A federal lawsuit filed on March 11, 2015 claims James Angone was wrongfully arrested and imprisoned after leaving a Queens methadone clinic. Angone maintains an undercover New York Police Department officer framed him for attempting to sell narcotics after he refused the officer’s proposition to give him his medication.
The NYPD’s efforts to arrest patients and, at times, turn them into confidential informants, is neither new nor rare. In February of this year, journalist John Knefel published an excellent investigation into the practice, which has been documented across the country. John’s piece notes that a report by VOCAL-NY (PDF) found “nearly four in ten methadone patients in New York City have been stopped and frisked by police outside their clinic, while seven in ten had seen someone else get stopped and frisked.”
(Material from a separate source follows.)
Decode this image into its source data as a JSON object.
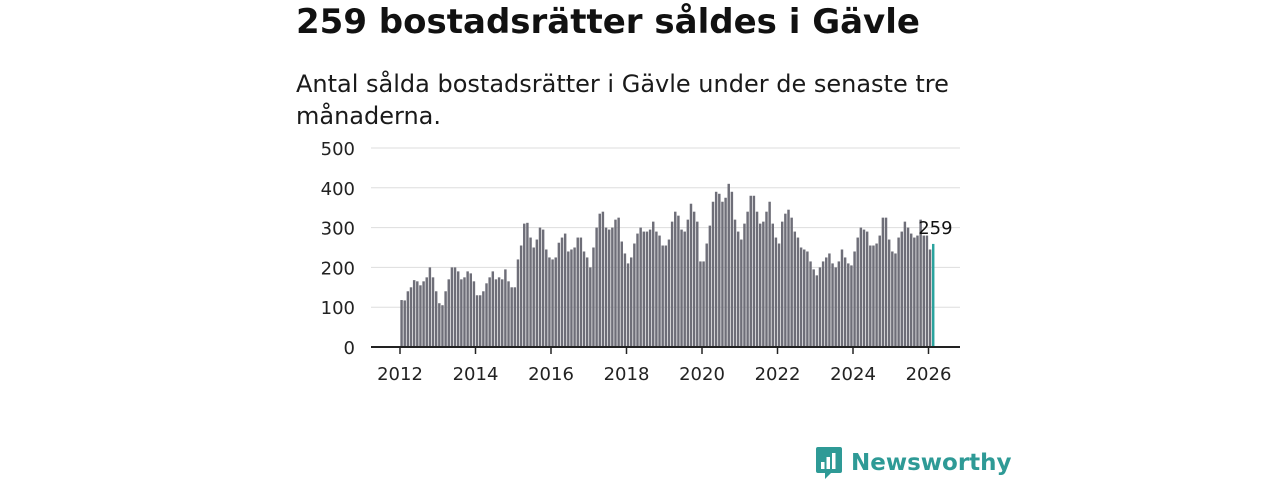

According to one focus group featured in the report,
The police came and arrested a few of the people on the program … If they need a spot to meet their quotas, they just come to the methadone programs and mess with people, search them for no reason; they don’t even identify themselves … I have missed a dose because of the police. I just didn’t want to go to the program because [police] were just coming on certain days of the week to meet their quotas and I didn’t feel safe.
Angone’s story fits perfectly with those described by Knefel and VOCAL-NY. In the complaint, Angone states that he had been a patient at Narco Freedom — a methadone treatment program located in Queens, New York — for many months. Patients like Angone typically visit their clinic daily to receive their dose of methadone as they fight their heroin addiction. Because Narco Freedom is closed on Sundays, the program has a policy in place by which patients are to come in on Saturday, take their dose in front of a staff member, and receive a sealed container with Sunday’s dose to take with them. The patient is to return the container when they return to the clinic on Monday.
That’s what James was doing on the morning of Saturday, October 18 2014. But when he left Narco Freedom with his weekend dose, Angone says he ran into two plainclothes individuals, at least one of whom was an undercover officer. They stopped him and asked to buy his methadone. Angone says he refused and left to enter a nearby corner store for a cup of coffee.
When Angone walked back onto the street, he was confronted again — this time by two plainclothes officers claiming he fit the description of a “known seller.” He was arrested and brought to the 114th precinct station in Astoria, Queens. He was brought to court a few hours later and arraigned on charges of “criminal possession and sale of a controlled substance in the third degree,” based on allegedly false statements made by the undercover officer.
According to the complaint, NYPD Police Officer Michael Johnston swore before the court that “undercover [officer] and defendant Ancona stated in sum and substance to defendant Angone, ‘give me the bottle and I will give it to him, you give me $5, and then if he’s a cop only I will get pinched.'”
Officer Johnston claimed Angone then gave Ancona the container of methadone and received $40 in return. He also claimed Angone told Ancona “I need the bottle back,” at which point the officer stated Angone “went between two parked vehicles at the location and poured the liquid in an empty juice bottle” the undercover had on him. Bail was set, which Angone could not afford, and he was taken to jail.
Angone denies all of the allegations made by police against him — and the officers deny those made against them by Angone. But most importantly, one month later, when Angone got his day in court, a grand jury listened to his testimony and dismissed all the charges against him. He was released the same day.
Angone’s lawsuit seeks relief for false arrest and imprisonment, assault and battery, and malicious prosecution, abuse of process, and negligence.